Time frame: Through study completion, an average of 6 months after inclusion.
Interdisciplinary Professional Experience (Professional-PREMs)
The PREM-Clinician is a study-specific, self-administered 11-item questionnaire developed by the investigators to assess the professional experience of all staff involved in the ILD follow-up pathway, including clinicians and other involved healthcare professionals (including nursing, pharmacy, and social work). As an ad hoc instrument, it evaluates 11 quality domains: 1) Inter-professional Coordination, 2) Administrative Burden, 3) Protocol Clarity, 4) Process Agility, 5) Information Provided to Patient, 6) Caregiver Integration, 7) Operational Sustainability, 8) Resource Efficiency, 9) Perceived Patient/Family Satisfaction, 10) Clinical Safety, and 11) Multidisciplinary Support. Each item is scored on a Likert scale (0-10). Total score: 0 to 110. Higher scores indicate a more optimized and collaborative workflow. A 12th item assesses Global Satisfaction separately.

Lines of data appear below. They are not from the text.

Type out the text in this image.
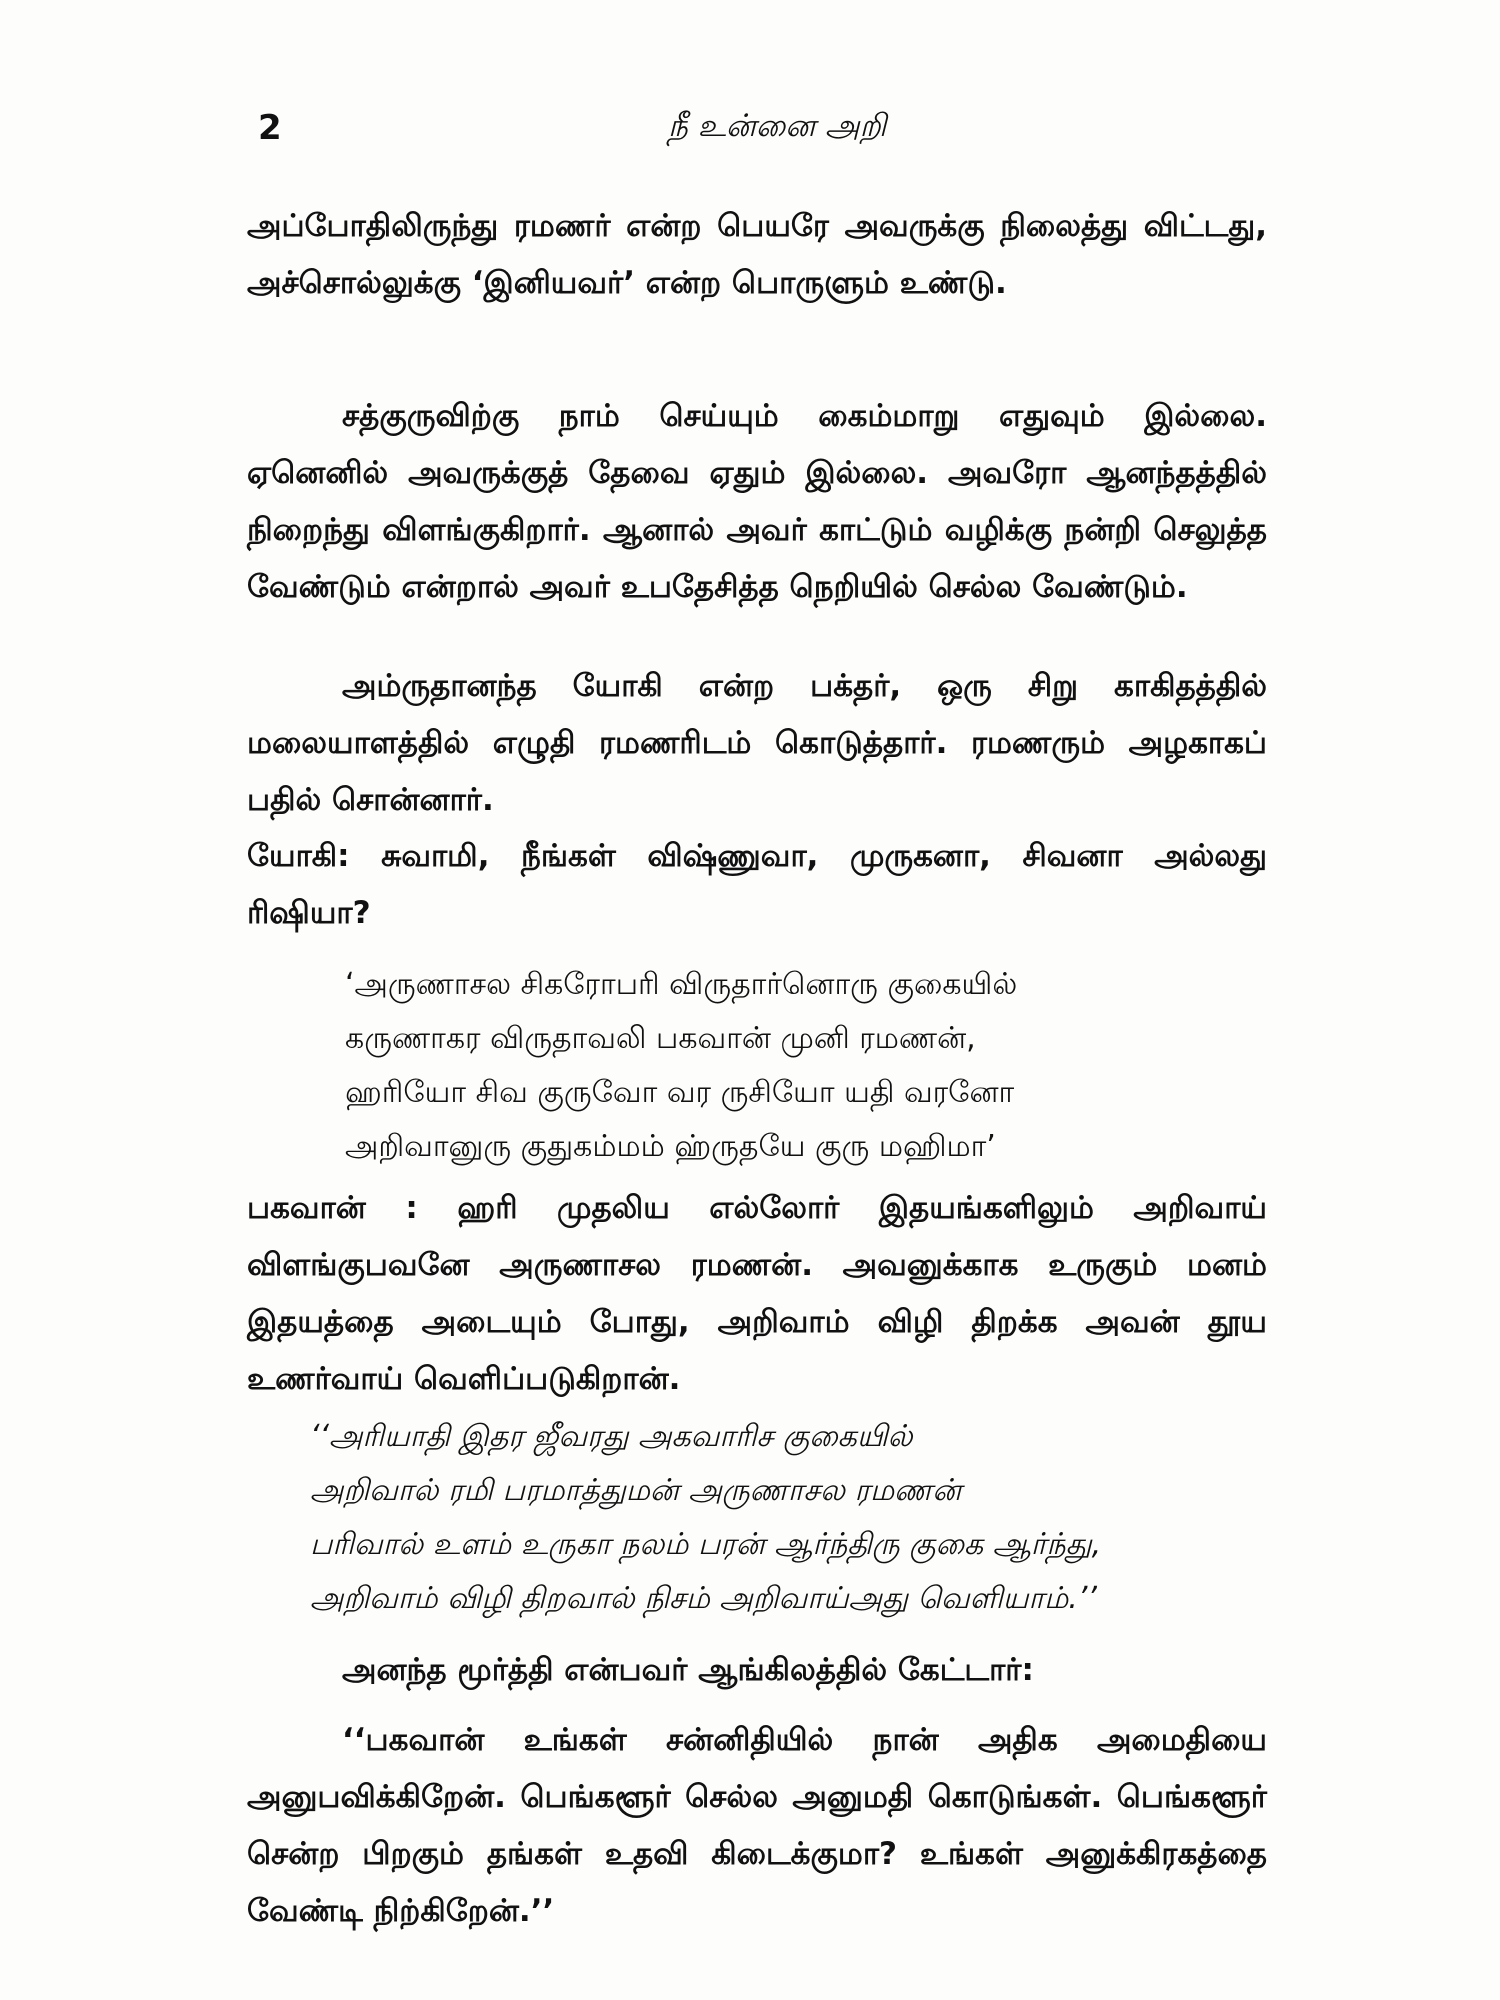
2	நீ உன்னை அறி

அப்போதிலிருந்து ரமணர் என்ற பெயரே அவருக்கு நிலைத்து விட்டது, அச்சொல்லுக்கு ‘இனியவர்’ என்ற பொருளும் உண்டு.

சத்குருவிற்கு நாம் செய்யும் கைம்மாறு எதுவும் இல்லை. ஏனெனில் அவருக்குத் தேவை ஏதும் இல்லை. அவரோ ஆனந்தத்தில் நிறைந்து விளங்குகிறார். ஆனால் அவர் காட்டும் வழிக்கு நன்றி செலுத்த வேண்டும் என்றால் அவர் உபதேசித்த நெறியில் செல்ல வேண்டும்.

அம்ருதானந்த யோகி என்ற பக்தர், ஒரு சிறு காகிதத்தில் மலையாளத்தில் எழுதி ரமணரிடம் கொடுத்தார். ரமணரும் அழகாகப் பதில் சொன்னார்.

யோகி: சுவாமி, நீங்கள் விஷ்ணுவா, முருகனா, சிவனா அல்லது ரிஷியா?

‘அருணாசல சிகரோபரி விருதார்னொரு குகையில்
கருணாகர விருதாவலி பகவான் முனி ரமணன்,
ஹரியோ சிவ குருவோ வர ருசியோ யதி வரனோ
அறிவானுரு குதுகம்மம் ஹ்ருதயே குரு மஹிமா’

பகவான் : ஹரி முதலிய எல்லோர் இதயங்களிலும் அறிவாய் விளங்குபவனே அருணாசல ரமணன். அவனுக்காக உருகும் மனம் இதயத்தை அடையும் போது, அறிவாம் விழி திறக்க அவன் தூய உணர்வாய் வெளிப்படுகிறான்.

‘‘அரியாதி இதர ஜீவரது அகவாரிச குகையில்
அறிவால் ரமி பரமாத்துமன் அருணாசல ரமணன்
பரிவால் உளம் உருகா நலம் பரன் ஆர்ந்திரு குகை ஆர்ந்து,
அறிவாம் விழி திறவால் நிசம் அறிவாய்அது வெளியாம்.’’

அனந்த மூர்த்தி என்பவர் ஆங்கிலத்தில் கேட்டார்:

‘‘பகவான் உங்கள் சன்னிதியில் நான் அதிக அமைதியை அனுபவிக்கிறேன். பெங்களூர் செல்ல அனுமதி கொடுங்கள். பெங்களூர் சென்ற பிறகும் தங்கள் உதவி கிடைக்குமா? உங்கள் அனுக்கிரகத்தை வேண்டி நிற்கிறேன்.’’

Time frame: At the end of the study, up to 18 months after first inclusion
Patient Global Impression of Change (PGIC) - Patient
A single-item measure in which the patient rates their overall impression of how the organization of the follow-up visit compared to their expectations, using a 7-point Likert scale (1=Much better than expected to 7=Much worse than expected). This measure serves as an anchor to determine the minimal clinically important difference (MCID) of the study-specific PREMs. Lower scores indicate a more favorable impression of the follow-up pathway organization.
Time frame: Through study completion, an average of 6 months after inclusion.
Patient Global Impression of Change (PGIC) - Caregiver
A single-item measure in which the primary caregiver rates their overall impression of how the organization of their family member's follow-up visit compared to their expectations, using a 7-point Likert scale (1=Much better than expected to 7=Much worse than expected). Lower scores indicate a more favorable impression. Assessed only for participants with a primary caregiver who provides independent informed consent.
Time frame: Through study completion, an average of 6 months after inclusion.
Patient Global Impression of Change (PGIC) - Professional
A single-item measure in which each healthcare professional involved in the ILD follow-up pathway rates their overall impression of the pathway's organizational quality compared to their prior expectations, using a 7-point Likert scale (1=Much better than expected to 7=Much worse than expected). Lower scores indicate a more favorable professional impression of the coordinated circuit.
Time frame: At the end of the study, up to 18 months after first inclusion
Sociodemographic Determinants of Equity and Access
Pre-planned exploratory analysis measuring the variation in the primary outcome (total follow-up time burden) and key secondary outcomes stratified by sociodemographic determinants -- including socioeconomic status (Gijon Socio-familial Evaluation Scale), perceived social support (Oslo-3 Social Support Scale), unmet social needs (Social Work Screening Questionnaire), ethnicity, gender of both the patient and the primary caregiver, language proficiency, educational level, and geographical distance to the hospital. This analysis evaluates the magnitude of potential disparities and the intervention's capacity to ensure equitable access to follow-up care regardless of the patient's sociodemographic profile.
Time frame: Through study completion, an average of 6 months after inclusion.